Durante lardo tiempo he visto como el desguace de mi ciudad cambiaba continuamente: coches y camiones ca vez más deteriorados se apilaban unos sobre otros para luego desaparecer y dar paso a un nuevo grupo de vehículos, manchas de óxido ca vez más grandes, ramas y hojas verdes creciendo e invadiendo cada rendija entre las chapas....DESGUACE no es más que mi fascinación por esta visión, es el relato de los encuentros casuales con algunos de estos maravillosos fósiles de metal.

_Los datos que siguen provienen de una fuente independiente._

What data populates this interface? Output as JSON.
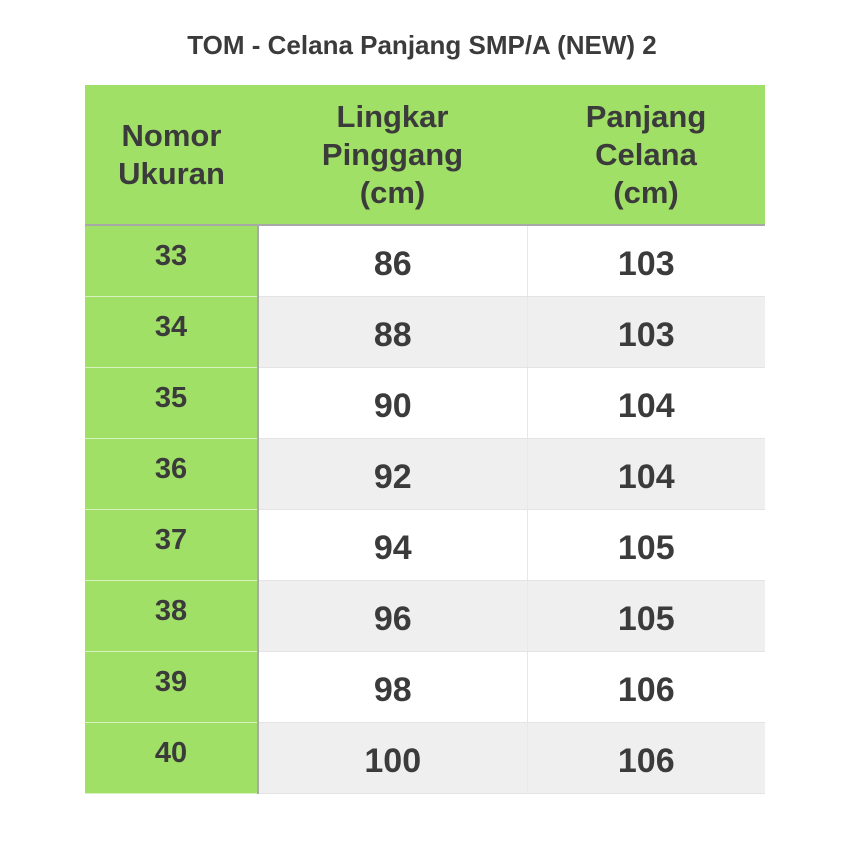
{
  "title": "TOM - Celana Panjang SMP/A (NEW) 2",
  "headers": [
    "Nomor\nUkuran",
    "Lingkar\nPinggang\n(cm)",
    "Panjang\nCelana\n(cm)"
  ],
  "colors": {
    "header_green": "#a0e066",
    "alt_row": "#efefef",
    "text": "#3b3b3b"
  },
  "rows": [
    [
      "33",
      "86",
      "103"
    ],
    [
      "34",
      "88",
      "103"
    ],
    [
      "35",
      "90",
      "104"
    ],
    [
      "36",
      "92",
      "104"
    ],
    [
      "37",
      "94",
      "105"
    ],
    [
      "38",
      "96",
      "105"
    ],
    [
      "39",
      "98",
      "106"
    ],
    [
      "40",
      "100",
      "106"
    ]
  ]
}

Me gusta pensar que han aguantado largo tiempo en ese estado aletargado, cercano a la desaparición, hasta el momento en que se ha producido nuestro encuentro; cuántos habrán esperado en vano, cuántos lo estarán haciendo en este mismo instante. Son tesoros que he tenido la fortuna de encontrar en mis expediciones por lugares poco tramsitados, restos arqueológicos de un pasado tan cercano que los siglos no han tenido aun tiempo de enterrar. Podemos adelantarnos, encontrar en ellos la carga enigmática que el paso del tiempo de moemnto les niega, pero que en un futro debería concederles, ¿acaso era fascinante para un hombre primitivo la punta de su propia lanza? Manolo Millares, de cuya pintura tanto he aprendido, conservó siempre esa emoción por todo aquello inútil a los ojos de los demás. Su amigo José María Moreno Galván contaba cómo lo había visto," descubrir como un tesoro, un zapato viejo, moldeadfo y gastado por el uso... un cierto zapato viejo, con cierta forma...¡La huella de un semejante! No pudimos evitar que Manolo lo hiciese suyo y que casi pretendiese elaborar toda la vida del pie y de la persona que lo seguía..."

Reelaborar toda la vida del pie, reelaborar toda la vida del coche: ¿Que hay detrás de todos estos vehículos ya en la última etapa de su existencia? ¿Quienes los han manejado? ¿A qué lugares han viajado? Ahora, en su abandono, adquieren una entidad distinta, especial, una nueva vida, dentro de su propia muerte. Es la muerte de su utilidad, la muerte desde nuestro punto de vista práctico. Pero cuando su utilidad se va, su entidad crece, se convierten en estatuas silenciosas y pierden el vínculo con sus creadores. Ya no son obras del hombre, la naturaleza las hace suyas, como si hubiesen existido desde siempre. "Una vez acabado su ciclo de cosas destinadas al consumo, una vez convertidos en soberanamente inútiles, esos objetos , estos objetos, son en cierto modo redimidos de su inutilidad, de su "pobreza", incluso de su miseria y revelan su inesperada belleza". El tiempo las ha cambiado pero aún no las ha vencido.

  Porque siguen ahí, compartiendo nuestro espacio, sólo hay que detenerse a mirar.

 

 

                                                                                               José García Perera.